Event Summary

Deaths in custody are often the result of complex and multisystemic failings across criminal justice, health, and other social services and institutions. Within this context, it can be difficult to locate responsibility, address harms, and hold institutions to proper account.

In this panel discussion, Professor Tamara Walsh will join experts from Caxton Legal Centre and Prisoners Legal Service, to examine how advocacy through coronial inquests, a public database of death reports, and the use of human rights law might assist in addressing these complex issues.

About the speakers

Professor Tamara Walsh

TC Beirne School of Law

Tamara Walsh is a Professor of law at the University of Queensland. She established the UQ Deaths in Custody Project in 2016 along with a dedicated group of student volunteers. The project has grown substantially, with over 40 law students having been involved as volunteer researchers over the past six years. There are now over 800 cases included in the national deaths in custody database established by the team: www.deaths-in-custody.project.uq.edu.au

Klaire Coles

Director of the Coronial and Custodial Justice Practice

Caxton Legal Centre 

Klaire is the principal lawyer and Director of the Coronial and Custodial Justice Practice at Caxton Legal Centre.
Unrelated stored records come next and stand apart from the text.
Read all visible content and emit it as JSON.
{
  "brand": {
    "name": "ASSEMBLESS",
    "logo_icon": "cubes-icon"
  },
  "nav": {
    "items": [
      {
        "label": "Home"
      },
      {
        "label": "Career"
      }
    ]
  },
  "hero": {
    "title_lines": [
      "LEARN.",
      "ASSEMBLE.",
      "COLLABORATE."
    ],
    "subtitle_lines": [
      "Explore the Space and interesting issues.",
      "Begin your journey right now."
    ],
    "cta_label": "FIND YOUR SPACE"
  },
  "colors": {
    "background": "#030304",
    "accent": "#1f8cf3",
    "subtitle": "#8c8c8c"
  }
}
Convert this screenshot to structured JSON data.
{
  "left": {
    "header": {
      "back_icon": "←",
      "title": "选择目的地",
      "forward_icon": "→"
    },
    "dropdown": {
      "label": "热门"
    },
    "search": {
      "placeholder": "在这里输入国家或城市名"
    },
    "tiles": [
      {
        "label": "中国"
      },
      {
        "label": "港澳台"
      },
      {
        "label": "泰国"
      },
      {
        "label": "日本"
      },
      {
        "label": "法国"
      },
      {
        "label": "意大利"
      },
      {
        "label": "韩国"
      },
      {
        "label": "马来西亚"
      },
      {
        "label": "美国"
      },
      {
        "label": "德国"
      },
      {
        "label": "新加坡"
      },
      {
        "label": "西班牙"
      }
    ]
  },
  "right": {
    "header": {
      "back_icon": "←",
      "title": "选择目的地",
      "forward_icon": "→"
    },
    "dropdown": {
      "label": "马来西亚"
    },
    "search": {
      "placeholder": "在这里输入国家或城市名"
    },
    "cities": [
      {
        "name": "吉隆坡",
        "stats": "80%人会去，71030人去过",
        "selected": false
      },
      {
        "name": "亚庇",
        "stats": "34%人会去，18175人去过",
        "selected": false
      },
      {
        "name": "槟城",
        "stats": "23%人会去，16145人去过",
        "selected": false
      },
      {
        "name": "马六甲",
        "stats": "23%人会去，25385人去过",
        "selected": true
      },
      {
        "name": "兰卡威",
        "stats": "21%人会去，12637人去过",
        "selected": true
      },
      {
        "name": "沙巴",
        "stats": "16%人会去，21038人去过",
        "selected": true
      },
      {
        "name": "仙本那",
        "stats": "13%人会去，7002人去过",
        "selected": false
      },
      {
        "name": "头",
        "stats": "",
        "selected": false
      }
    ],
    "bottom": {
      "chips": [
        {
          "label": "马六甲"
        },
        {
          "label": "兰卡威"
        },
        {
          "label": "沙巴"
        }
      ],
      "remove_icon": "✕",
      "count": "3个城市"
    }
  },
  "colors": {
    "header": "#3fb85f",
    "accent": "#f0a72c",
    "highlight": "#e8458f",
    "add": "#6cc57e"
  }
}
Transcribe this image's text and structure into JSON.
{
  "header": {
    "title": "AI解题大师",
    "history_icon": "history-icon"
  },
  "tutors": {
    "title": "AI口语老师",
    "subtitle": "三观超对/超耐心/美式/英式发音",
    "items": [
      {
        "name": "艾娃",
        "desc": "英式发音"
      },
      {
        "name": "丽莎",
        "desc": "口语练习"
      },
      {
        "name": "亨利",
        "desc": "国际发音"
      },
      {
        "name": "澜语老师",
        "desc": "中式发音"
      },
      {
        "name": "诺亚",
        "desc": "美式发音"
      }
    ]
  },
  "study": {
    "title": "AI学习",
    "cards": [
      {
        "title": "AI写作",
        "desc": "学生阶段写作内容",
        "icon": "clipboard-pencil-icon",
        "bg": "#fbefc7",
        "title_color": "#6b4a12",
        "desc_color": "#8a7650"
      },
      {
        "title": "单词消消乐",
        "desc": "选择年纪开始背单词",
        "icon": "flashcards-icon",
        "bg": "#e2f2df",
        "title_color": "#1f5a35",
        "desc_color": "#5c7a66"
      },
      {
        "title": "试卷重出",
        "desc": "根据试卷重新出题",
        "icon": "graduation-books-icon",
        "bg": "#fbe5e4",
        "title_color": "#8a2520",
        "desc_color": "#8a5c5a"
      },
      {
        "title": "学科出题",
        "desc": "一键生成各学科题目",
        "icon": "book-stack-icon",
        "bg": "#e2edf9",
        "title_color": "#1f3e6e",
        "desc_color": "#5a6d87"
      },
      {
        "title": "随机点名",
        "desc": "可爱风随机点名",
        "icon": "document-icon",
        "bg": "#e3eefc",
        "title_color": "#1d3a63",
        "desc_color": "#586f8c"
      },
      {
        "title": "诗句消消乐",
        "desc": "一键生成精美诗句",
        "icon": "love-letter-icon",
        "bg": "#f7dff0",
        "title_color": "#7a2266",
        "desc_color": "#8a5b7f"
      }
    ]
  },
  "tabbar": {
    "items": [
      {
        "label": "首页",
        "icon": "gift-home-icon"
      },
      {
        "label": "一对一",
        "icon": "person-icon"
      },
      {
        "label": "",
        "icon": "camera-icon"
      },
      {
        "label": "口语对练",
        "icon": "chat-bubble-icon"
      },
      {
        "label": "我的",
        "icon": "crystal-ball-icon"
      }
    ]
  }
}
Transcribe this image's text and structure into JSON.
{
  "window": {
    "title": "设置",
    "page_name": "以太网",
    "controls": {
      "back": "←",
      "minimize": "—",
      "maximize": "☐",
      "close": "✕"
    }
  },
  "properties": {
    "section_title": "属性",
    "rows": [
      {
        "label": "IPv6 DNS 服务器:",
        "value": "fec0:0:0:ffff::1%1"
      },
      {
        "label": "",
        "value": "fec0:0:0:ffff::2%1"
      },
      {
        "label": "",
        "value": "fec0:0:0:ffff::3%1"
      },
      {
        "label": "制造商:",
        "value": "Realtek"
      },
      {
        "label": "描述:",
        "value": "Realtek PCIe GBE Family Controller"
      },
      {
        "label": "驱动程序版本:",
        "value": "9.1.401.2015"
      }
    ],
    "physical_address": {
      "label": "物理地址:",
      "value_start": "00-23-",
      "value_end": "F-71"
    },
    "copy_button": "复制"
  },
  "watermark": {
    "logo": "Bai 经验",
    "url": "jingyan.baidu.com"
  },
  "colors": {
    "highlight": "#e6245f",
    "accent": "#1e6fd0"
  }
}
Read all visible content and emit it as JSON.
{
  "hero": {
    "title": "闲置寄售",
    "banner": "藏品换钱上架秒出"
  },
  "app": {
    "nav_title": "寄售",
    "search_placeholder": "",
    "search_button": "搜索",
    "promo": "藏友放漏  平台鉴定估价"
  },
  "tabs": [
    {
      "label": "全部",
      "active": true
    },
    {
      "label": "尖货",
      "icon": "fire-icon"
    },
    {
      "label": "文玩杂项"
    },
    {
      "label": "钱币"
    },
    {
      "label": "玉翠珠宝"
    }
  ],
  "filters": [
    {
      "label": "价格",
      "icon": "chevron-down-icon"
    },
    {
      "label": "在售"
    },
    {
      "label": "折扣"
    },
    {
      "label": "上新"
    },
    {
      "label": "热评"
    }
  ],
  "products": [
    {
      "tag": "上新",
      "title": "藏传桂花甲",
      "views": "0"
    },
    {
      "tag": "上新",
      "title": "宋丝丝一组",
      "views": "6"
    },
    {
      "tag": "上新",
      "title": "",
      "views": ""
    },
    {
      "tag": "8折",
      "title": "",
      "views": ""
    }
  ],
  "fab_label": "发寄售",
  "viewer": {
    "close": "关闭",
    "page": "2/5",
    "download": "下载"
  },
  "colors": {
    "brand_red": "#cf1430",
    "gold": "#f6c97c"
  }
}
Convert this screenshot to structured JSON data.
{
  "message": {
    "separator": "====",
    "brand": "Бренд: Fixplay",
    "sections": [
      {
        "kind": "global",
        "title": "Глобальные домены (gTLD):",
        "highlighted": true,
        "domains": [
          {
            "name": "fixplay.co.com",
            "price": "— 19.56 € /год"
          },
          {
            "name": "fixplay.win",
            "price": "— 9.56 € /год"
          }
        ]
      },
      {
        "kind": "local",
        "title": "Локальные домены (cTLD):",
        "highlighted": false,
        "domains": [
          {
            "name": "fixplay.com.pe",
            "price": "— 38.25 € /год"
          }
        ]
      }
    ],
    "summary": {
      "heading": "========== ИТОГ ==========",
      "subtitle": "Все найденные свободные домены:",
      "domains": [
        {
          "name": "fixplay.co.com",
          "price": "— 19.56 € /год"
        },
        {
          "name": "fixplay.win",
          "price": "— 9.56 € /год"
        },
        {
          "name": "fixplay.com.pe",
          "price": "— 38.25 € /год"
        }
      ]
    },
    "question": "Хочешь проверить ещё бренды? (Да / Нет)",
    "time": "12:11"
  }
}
She is responsible for the management of the Queensland Coronial Legal Service which is a program operated by Caxton Legal Centre and Townville Community Law. The Queensland Coronial Legal Service provides legal advice and support to families at all stages of the coronial process including representation at inquests. Klaire has significant experience working with families in the coronial jurisdiction as well as expertise in human rights, administrative law and other civil law areas. Klaire has worked in community legal centres and at Legal Aid Queensland for her entire career and has a passion for social justice and human rights issues. 

Natalie McIntosh

Pro Bono Lawyer (Associate Level)

Moray & Agnew, Prisoners Legal Service.

Natalie McIntosh is a pro bono lawyer from Moray & Agnew Lawyers who has been seconded to Prisoners’ Legal Service (PLS) on a full-time basis since October 2020. At PLS, Natalie undertakes casework for prisoners experiencing disadvantage in relation to their prison conditions. She has a keen interest in researching the human right to life and the ways this right can be utilised to promote prevention of and accountability for deaths in custody. Natalie was a recent recipient of the 2021 ANU Kirsten Sjolander Memorial Prize for Advanced International Human Rights Law.  

Lucy Cornwell

Student Leader

Deaths in Custody Project

Lucy Cornwell recently completed her arts/law degree at UQ. She has been a volunteer with the UQ Deaths in Custody Project team since 2018. She has been student leader of the project, and the wider UQ Vulnerable Persons Project, since 2021. The Vulnerable Persons Project is comprised of three teams – the Deaths in Custody team, the Deaths in Care team and the UQ Human Rights Case Law team. Lucy also currently works as an administrator/paralegal at Prisoners’ Legal Service. She has been involved with PLS since 2019, when she began as a weekly volunteer.

Alisha Fagg

Honours Student

The University of Queensland

Alisha Fagg is completing an Honours thesis as part of her BCCJ (Hons) program at the University of Queensland. She is examining risk factors for self-harm and suicide among older prisoners, using the UQ Deaths in Custody database. Her research focuses on suicide deaths in custody among the ageing male prison population from a complex systems theory perspective. Whilst recognising that there are individual risk factors that are correlated to suicide deaths in custody, other risk factors are also often relevant. By using the Deaths in Custody database, Alisha aims to identify and examine other risk factors, both social and institutional, that contribute to these kinds of deaths in custody.